Let's format the file into 2 columns within a list like so:

- (state0, town0)
- (state0, town1)
- (state0, town2)
- (state1, town0)
- (state1, town1)
...

In [16]:
TOWNS_PATH: str = "university_towns.txt"
university_towns: list = []
state: str = ""
with open(TOWNS_PATH) as file:
    for line in file:
        if "[edit]" in line:  # if the current line is the name of a state
            state = line  # variable is assigned the name of the state
        else:  # this is the name of a town
            university_towns.append((state, line))  # append the tuple (state, line)
university_towns[:5]  # this is the same as university_towns[0:5]

[('Alabama[edit]\n', 'Auburn (Auburn University)[1]\n'),
 ('Alabama[edit]\n', 'Florence (University of North Alabama)\n'),
 ('Alabama[edit]\n', 'Jacksonville (Jacksonville State University)[2]\n'),
 ('Alabama[edit]\n', 'Livingston (University of West Alabama)[2]\n'),
 ('Alabama[edit]\n', 'Montevallo (University of Montevallo)[2]\n')]
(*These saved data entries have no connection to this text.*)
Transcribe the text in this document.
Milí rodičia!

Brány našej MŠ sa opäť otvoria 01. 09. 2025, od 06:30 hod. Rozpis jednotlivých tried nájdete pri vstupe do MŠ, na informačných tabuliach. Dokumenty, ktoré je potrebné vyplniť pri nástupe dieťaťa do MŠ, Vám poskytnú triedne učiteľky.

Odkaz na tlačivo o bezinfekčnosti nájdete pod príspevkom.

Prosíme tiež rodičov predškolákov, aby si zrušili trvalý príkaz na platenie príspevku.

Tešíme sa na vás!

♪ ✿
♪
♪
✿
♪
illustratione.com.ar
Notice that this data is pretty crowded with unnecessary text, but for now let's put this data into a `DataFrame`!

In [24]:
df_towns = pd.DataFrame(university_towns, columns = ["State", "City Name"])
df_towns.head()

Unnamed: 0,State,City Name
0,Alabama[edit]\n,Auburn (Auburn University)[1]\n
1,Alabama[edit]\n,Florence (University of North Alabama)\n
2,Alabama[edit]\n,Jacksonville (Jacksonville State University)[2]\n
3,Alabama[edit]\n,Livingston (University of West Alabama)[2]\n
4,Alabama[edit]\n,Montevallo (University of Montevallo)[2]\n


## And finally, let's clean this DataFrame up using applymap()

In [27]:
def get_city_state(item: str):
    if " (" in item:  # each city has " (" after its name
        return item[:item.find(" (")]  # return characters until we hit the " (" str
    elif "[" in item:  # each state has "[" after its name
        return item[:item.find("[")]
    else:
        return item

# Order matters here! Cannot check for "[" first.
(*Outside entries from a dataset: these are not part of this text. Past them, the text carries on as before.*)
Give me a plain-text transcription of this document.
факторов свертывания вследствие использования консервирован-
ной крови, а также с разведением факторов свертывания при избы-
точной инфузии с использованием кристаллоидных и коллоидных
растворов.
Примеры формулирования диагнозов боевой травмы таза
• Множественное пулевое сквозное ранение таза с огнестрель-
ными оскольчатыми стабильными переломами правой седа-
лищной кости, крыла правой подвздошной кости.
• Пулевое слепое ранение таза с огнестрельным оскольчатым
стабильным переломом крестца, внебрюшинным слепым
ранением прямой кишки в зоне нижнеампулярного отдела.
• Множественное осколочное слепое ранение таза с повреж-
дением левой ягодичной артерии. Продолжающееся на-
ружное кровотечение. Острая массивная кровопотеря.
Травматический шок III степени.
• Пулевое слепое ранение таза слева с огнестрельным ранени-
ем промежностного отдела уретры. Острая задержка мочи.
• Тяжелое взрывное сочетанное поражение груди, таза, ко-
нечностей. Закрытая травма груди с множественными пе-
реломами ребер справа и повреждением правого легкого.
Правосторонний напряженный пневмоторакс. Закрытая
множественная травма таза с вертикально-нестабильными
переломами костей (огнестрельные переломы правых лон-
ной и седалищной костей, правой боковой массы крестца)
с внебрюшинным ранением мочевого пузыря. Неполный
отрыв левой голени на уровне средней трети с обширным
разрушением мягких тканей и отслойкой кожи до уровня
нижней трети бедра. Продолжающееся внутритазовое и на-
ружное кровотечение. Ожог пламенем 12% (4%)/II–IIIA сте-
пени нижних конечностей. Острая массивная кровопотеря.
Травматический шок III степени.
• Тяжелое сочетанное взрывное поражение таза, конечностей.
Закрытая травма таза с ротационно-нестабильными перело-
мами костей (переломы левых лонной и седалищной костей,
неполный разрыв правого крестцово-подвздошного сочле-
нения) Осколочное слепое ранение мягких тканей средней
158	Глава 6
df_towns = df_towns.applymap(get_city_state)  # applymap() applies the function parameter to each element in the DataFrame
df_towns.head()

Unnamed: 0,State,City Name
0,Alabama,Auburn
1,Alabama,Florence
2,Alabama,Jacksonville
3,Alabama,Livingston
4,Alabama,Montevallo


## Final notes and Summary of Data Cleaning:
This tutorial was inspired by [this article](https://realpython.com/python-data-cleaning-numpy-pandas/).

You all have done a *great* job! Now let's summarize what we learned in this data cleaning tutorial:
* basic problems that data cleaning attempts to solve
* dropping unused columns from the data
* creating different indexing variables
* modifying the textual formatting within a column using regular expressions
* using `applymap()` to create more readable data

Now, let's apply these skills and others in the next exercise! Be warned that, as an aspiring data scientist, reading documentation for `pandas` methods is an essential skill, and you may have to Google around to figure out some of the more challenging tasks; good luck! :)